Вот с общностью культуры, пожалуй, тоже все ясно. В разных областях – в музыке, в литературе, в живописи, в архитектуре, в киноискусстве – тиражировались одни и те же идеи, воплощенные похожими выразительными средствами. Все, что не соответствовало этим идеям, объявлялось пошлостью. Хочешь быть общностью? - перестань нравственно разлагаться, любуясь вереницей белых слоников на комоде! И вообще выброси комод!
Когда 25 мая 1965 года в Русском музее открылась выставка «Архитектура США», Владимир Солоухин написал: «Почему мы можем допустить, чтобы на территории Ленинграда велась организованная и продуманная пропаганда чуждых нам (да и вообще человеку) архитектурных стилей?». Конечно, выставка, посвященная американской архитектуре, и выставка русских фресок не могли конкурировать друг с другом.
Немонументальные песни под гитару, любовная лирика, простая мебель – все это разрешалось, потому что не только не противоречило жажде коммунизма, но и делало ее более душевной.
Установка общества на строительство коммунизма, призванная превратить толпу в общность, оказалась утопией.
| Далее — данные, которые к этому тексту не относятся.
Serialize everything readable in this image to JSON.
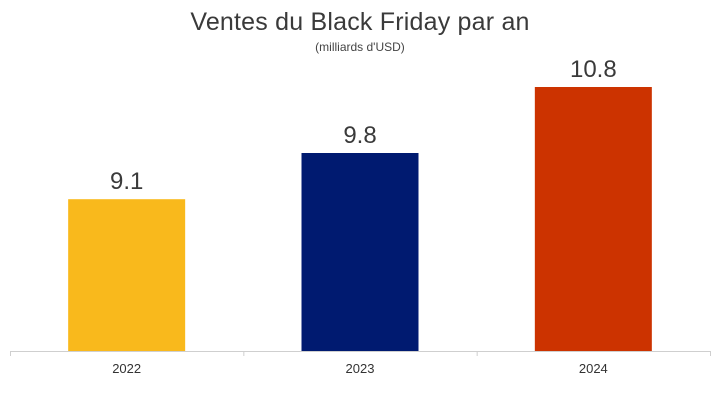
{
  "chart_data": {
    "type": "bar",
    "title": "Ventes du Black Friday par an",
    "subtitle": "(milliards d'USD)",
    "categories": [
      "2022",
      "2023",
      "2024"
    ],
    "values": [
      9.1,
      9.8,
      10.8
    ],
    "value_labels": [
      "9.1",
      "9.8",
      "10.8"
    ],
    "colors": [
      "#F9B91C",
      "#001A70",
      "#CC3300"
    ],
    "xlabel": "",
    "ylabel": "",
    "ylim": [
      6.8,
      10.8
    ],
    "grid": false,
    "y_axis_shown": false
  }
}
Постепенно выяснилось, что в общественной структуре нет однородности, и некомфортный быт вызывал вполне приземленные, а не возвышенные желания. У кого-то вдруг появлялась цель купить телевизор. Или «достать» чешскую стенку. А так как достижение этих целей требовало угрюмого и полного на них сосредоточения, на грезы о коммунизме уже не оставалось сил. Тот, у кого не было общей цели, переставал быль частью советского народа.
Вот так, мучительно «доставая» продукты, бытовую технику и мебель, один за другим граждане и отваливались от монументальной глыбы, название которой «советский народ». В борьбе между идеей и потребностью победила потребность.